The difference in philosophy was stark, as you see in the following table. Note that I've moved sacks into the "passes" category and adjusted the rushing totals accordingly; sacks were counted as "zeroes" for the purpose of yards per passing attmept:
The interesting thing is that the running game wasn't all that any more effective against UCLA than it was in the previous two games; it's just that WSU chose to hand the ball off a bunch more. And it wasn't an accident.
"We wanted to control the clock and we did a lot of what we wanted to do, because we didn’t want to put our defense in the position where (UCLA) could wear us down," Wulff said after the game.
The best way to do that? Lots of rushes, lots of short and safe passes. Conservative isn't sexy, especially when we've gotten used to seeing a fair amount of big plays. And when your team ends up losing when it is able to march up and down the field, only to stall inside the red zone, it can lead to some second guessing.
At this point, though, I have a hard time finding fault in the gameplan. Given what happened last year, and given the way teams have been able to run on the Cougs late -- SDSU's Ronnie Hillman went crazy, and even Colorado's Rodney Stewart broke off a long one -- I can understand the desire to limit UCLA's opportunities to wear down the WSU defense.
Call it Bennett Ball, if you will, as WSU was basically seeking to shorten the game.
When you consider UCLA outgained WSU by nearly two yards per play -- 6.7 to 4.9 -- yet needed a late comeback to win, it appears to make even that much more sense to do what the Cougars did. The numbers suggest a more rash, impatient strategy could have pretty easily led to a worse defeat.
It nearly worked, too: If any one of a handful of things goes the Cougars' way -- if Jared Karstetter simply holds onto that touchdown pass -- the Cougs win and we're talking about how brilliant it was to ramp up the time of possession. Instead, the Cougars came up empty on seven shots inside the 10, and we're talking about a loss.

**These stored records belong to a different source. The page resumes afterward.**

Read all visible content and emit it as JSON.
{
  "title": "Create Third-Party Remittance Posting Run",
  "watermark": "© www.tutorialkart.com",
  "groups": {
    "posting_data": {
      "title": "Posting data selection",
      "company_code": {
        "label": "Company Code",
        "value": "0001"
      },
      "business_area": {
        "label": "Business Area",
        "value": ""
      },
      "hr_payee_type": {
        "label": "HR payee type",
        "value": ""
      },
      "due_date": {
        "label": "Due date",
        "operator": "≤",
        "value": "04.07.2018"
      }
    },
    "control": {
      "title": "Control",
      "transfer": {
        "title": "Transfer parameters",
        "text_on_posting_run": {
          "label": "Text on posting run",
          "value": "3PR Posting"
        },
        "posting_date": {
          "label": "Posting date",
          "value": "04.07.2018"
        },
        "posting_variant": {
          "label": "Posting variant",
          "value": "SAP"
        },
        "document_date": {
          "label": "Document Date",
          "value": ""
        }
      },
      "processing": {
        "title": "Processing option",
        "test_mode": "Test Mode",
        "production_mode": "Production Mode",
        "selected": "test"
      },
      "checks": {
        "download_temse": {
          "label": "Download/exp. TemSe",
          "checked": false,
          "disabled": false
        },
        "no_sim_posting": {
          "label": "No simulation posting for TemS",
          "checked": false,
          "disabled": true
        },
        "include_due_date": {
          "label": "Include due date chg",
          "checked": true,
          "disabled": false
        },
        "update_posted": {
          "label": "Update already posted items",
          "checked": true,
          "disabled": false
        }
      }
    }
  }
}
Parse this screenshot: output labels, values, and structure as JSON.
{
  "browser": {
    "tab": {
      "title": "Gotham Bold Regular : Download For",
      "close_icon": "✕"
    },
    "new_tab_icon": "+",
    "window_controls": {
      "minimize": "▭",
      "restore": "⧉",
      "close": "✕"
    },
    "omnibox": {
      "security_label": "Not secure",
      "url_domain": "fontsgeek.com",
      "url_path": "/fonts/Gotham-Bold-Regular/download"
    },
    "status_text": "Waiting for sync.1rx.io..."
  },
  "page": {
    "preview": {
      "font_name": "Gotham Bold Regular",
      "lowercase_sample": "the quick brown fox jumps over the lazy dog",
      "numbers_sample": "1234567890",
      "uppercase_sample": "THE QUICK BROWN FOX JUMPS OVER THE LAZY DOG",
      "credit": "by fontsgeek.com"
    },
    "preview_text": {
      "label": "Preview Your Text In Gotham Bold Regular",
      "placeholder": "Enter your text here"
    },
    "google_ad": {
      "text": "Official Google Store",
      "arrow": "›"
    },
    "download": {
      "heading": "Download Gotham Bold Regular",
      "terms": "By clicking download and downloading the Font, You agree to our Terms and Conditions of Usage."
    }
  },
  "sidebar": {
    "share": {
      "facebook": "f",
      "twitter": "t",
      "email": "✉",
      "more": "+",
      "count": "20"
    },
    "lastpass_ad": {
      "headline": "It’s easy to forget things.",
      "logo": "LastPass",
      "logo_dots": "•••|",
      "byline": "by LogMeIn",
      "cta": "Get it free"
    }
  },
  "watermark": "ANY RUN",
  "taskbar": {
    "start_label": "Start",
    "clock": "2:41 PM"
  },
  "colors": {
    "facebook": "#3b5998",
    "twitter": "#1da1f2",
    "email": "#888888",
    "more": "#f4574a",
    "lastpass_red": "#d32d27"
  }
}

WSU and UCLA were basically engaged in a giant game of poker, with the Cougs betting they could execute well enough to control the tempo and score touchdowns without big plays, and the Bruins betting they could give up chunks of yardage but stop WSU once the field was shortened.
UCLA gambled correctly. But I don't think the ultimate result made WSU's strategy a bad one -- sometimes, it just doesn't work out. What do you think? Should the Cougs have done something different? And what do you think should be the strategy heading into Saturday's game against No. 7 Stanford?